Salute/ Donne a rischio malattie del cuore. Ecco come evitarle
Le malattie cardiovascolari sono la principale causa di morte per le donne. Almeno il 44 per cento dei decessi avviene per disturbi di questo tipo, mentre tra gli uomini la percentuale scende al 33 per cento. Ogni anno muoiono in Italia 120.000 donne per malattie cardiovascolari. Tuttavia nonostante il maggior rischio, la prevenzione cardiovascolare nel sesso femminile e' minore. In occasione della 'Giornata Mondiale del cuore', un documento congiunto redatto dal Servizio di prevenzione e protezione del Cnr e dalla Societa' italiana per la prevenzione cardiovascolare promuove la prevenzione verso il rischio derivante da malattie del sistema cardiovascolare. Se e' vero che la donna in eta' fertile ha un rischio cardiovascolare inferiore a quello dell'uomo grazie all'ombrello estrogenico, cioe' agli ormoni femminili che la proteggono, e' anche vero che con la menopausa -aumentando il colesterolo dannoso (Ldl) e diminuendo quello protettivo (Hdl) e con il contestuale aumento di peso, ipertensione arteriosa e rischio di sviluppare il diabete- i nuovi casi d'infarto e di ictus cerebrale nelle donne aumentano progressivamente fino a raggiungere, e intorno ai 75 anni, superare, quelli maschili. 
"Gli ultimi dati Istat confermano che le malattie cardiovascolari rappresentano ben il 44% delle cause di morti femminili, contro il 33% negli uomini", spiega Roberto Volpe, ricercatore presso il Servizio di prevenzione e protezione del Consiglio nazionale delle ricerche di Roma (Spp-Cnr). "Eppure, sebbene siano oltre 120.000 le italiane che muoiono ogni anno per tali patologie, queste patologie sono ancora considerate tipiche del sesso maschile". Da questa necessita' di istituire un'efficace strategia di prevenzione e' nato un vademecum dedicato alla 'Prevenzione dell'infarto del miocardio nella donna', frutto della collaborazione tra Spp-Cnr e la Societa' italiana per la prevenzione cardiovascolare (Siprec), di cui fanno parte cardiologi e internisti delle principali Universita' italiane. "Il documento intende fornire al pubblico e agli operatori sanitari uno strumento completo e pratico e la prevenzione e' un obiettivo spesso raggiungibile, poiche' la corretta informazione è la base della prevenzione", argomenta Maria Grazia Modena, direttore di Cardiologia dell'Università di Modena-Reggio Emilia e past-president della Societa' italiana di cardiologia. "Un dato allarmante in tal senso e' che le donne colpite da infarto acuto hanno una maggiore mortalita' poiche', per via di una sottostima del loro rischio da parte dei medici curanti, ricevono un minor numero di indagini diagnostiche come la coronarografia e vengono trattate meno con farmaci fondamentali per prevenire le recidive come l'aspirina, i betabloccanti e le statine.

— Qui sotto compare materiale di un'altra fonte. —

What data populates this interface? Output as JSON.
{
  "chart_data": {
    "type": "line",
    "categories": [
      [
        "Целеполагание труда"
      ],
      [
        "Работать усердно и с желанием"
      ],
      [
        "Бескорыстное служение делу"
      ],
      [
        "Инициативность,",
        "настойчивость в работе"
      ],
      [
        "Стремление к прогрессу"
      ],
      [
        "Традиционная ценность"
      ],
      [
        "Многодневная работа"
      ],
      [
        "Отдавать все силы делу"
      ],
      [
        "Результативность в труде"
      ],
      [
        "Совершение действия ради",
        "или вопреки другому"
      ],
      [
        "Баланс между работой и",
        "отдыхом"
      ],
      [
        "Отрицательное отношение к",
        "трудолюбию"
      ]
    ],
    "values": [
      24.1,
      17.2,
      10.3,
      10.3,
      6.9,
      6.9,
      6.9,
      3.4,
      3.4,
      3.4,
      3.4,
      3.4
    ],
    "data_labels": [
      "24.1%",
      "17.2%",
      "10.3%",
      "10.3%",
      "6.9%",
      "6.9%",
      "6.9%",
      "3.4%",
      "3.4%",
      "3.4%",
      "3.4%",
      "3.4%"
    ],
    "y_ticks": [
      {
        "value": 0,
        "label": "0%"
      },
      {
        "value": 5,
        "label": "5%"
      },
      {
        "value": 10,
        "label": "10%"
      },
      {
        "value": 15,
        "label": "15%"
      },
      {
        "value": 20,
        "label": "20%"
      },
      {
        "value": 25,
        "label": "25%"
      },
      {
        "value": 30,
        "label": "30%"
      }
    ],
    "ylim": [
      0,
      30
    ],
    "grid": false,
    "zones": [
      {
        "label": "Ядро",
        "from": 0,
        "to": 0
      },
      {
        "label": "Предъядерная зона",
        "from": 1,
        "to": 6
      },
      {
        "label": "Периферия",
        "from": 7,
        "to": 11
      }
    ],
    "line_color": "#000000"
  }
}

Senza dimenticare che esistono malattie cardiovascolari tipiche delle donne, come la dissecazione spontanea delle coronarie e delle carotidi"."Le donne sono poi svantaggiate nella tutela della loro salute", spiega Massimo Volpe, presidente della Siprec e direttore di Cardiologia del Policlinico Sant'Andrea dell'Universita' La Sapienza di Roma, "per alcuni fattori sociali, culturali e caratteriali, quali: il doppio lavoro domestico e fuori casa, la propensione a occuparsi prima dei problemi altrui che dei propri, un interesse prevalentemente orientato alla cura degli aspetti riproduttivi, la limitata partecipazione agli studi clinici sui nuovi farmaci, in cui se le donne non sono piu' escluse come poteva avvenire nelle sperimentazioni condotte negli anni '70-'80, ancora oggi difficilmente rappresentano il 50% delle casistiche". Il vademecum, oltre a ribadire l'importanza di un corretto stile di vita e di una terapia farmacologica mirata in caso di presenza di fattori di rischio cardiovascolare quali ipertensione arteriosa, diabete e ipercolesterolemia, fornisce indicazioni su patologie specifiche da menopausa come le malattie autoimmuni, endocrinologiche o l'ipercolesterolemia. "In quest'ultima", suggerisce Roberto Volpe, "una dieta alimentare a basso contenuto di grassi deve pero' tenere in conto il fabbisogno di calcio, fondamentale contro l'osteoporosi. L'assunzione di alimenti a ridotto contenuto lipidico ma ad adeguato tenore calcico, un appropriato apporto di vitamina D e una regolare attivita' fisica -conclude l'esperto- possono permettere di prevenire sia le malattie cardiovascolari sia l'osteoporosi".